ARROW-14659: [R] Remove warning about factor conversion to string in if_else() #11794

stephhazlitt · 2021-11-29T19:49:44Z

This is my first PR contributing (or an attempt to contribute) to {arrow}.

This PR:

• removes warn_types warning that factors are converted to strings, which is no longer true https://github.com/apache/arrow/blob/master/r/R/dplyr-functions.R#L911-L920
• updates the test by removing the warning https://github.com/apache/arrow/blob/master/r/tests/testthat/test-dplyr-funcs-conditional.R#L130 ~~however it does not remove the mutate() in the test as suggested in the TODO, if removed the test fails?~~
• [UPDATE] test includes a reset of the levels of all factor columns to pass, since Arrow if_else() kernel does not preserve unused factor levels (ARROW-14649)

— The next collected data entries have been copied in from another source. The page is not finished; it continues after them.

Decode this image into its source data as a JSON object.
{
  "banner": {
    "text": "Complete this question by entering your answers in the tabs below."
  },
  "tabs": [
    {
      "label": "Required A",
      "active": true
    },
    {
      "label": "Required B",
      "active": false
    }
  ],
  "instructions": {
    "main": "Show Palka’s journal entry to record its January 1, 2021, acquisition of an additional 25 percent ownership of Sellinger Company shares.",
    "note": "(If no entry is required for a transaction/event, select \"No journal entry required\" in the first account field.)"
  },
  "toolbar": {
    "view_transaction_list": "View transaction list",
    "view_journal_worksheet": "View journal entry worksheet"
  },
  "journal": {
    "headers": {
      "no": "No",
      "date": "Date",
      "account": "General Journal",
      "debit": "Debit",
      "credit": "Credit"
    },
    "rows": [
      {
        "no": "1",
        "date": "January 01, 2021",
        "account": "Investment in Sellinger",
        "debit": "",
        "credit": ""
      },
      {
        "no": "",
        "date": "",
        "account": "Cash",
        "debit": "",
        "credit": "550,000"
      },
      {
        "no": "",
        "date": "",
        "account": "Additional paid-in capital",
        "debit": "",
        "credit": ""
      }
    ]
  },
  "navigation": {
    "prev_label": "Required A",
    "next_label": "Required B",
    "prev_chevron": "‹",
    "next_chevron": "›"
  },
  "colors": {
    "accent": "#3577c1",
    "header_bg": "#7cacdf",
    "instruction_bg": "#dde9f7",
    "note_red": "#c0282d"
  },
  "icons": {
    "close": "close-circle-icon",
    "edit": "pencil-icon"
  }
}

github-actions · 2021-11-29T19:50:04Z

https://issues.apache.org/jira/browse/ARROW-14659

nealrichardson · 2021-11-29T19:53:54Z

if removed the test fails?

Fails how?

stephhazlitt · 2021-11-29T19:59:43Z

With the mutate line removed (line 128)

e.g.

 compare_dplyr_binding(
    .input %>%
      mutate(
        y = if_else(int > 5, fct, factor("a"))
      ) %>%
      collect(),
    tbl
  )

── Failure (test-dplyr-funcs-conditional.R:119:3): if_else and ifelse ───────────────────────────
`object` (`actual`) not equal to `expected` (`expected`).

`levels(actual$y)[1:4]`:   "a"             "g" "h" "i"
`levels(expected$y)[1:7]`: "a" "b" "c" "d" "g" "h" "i"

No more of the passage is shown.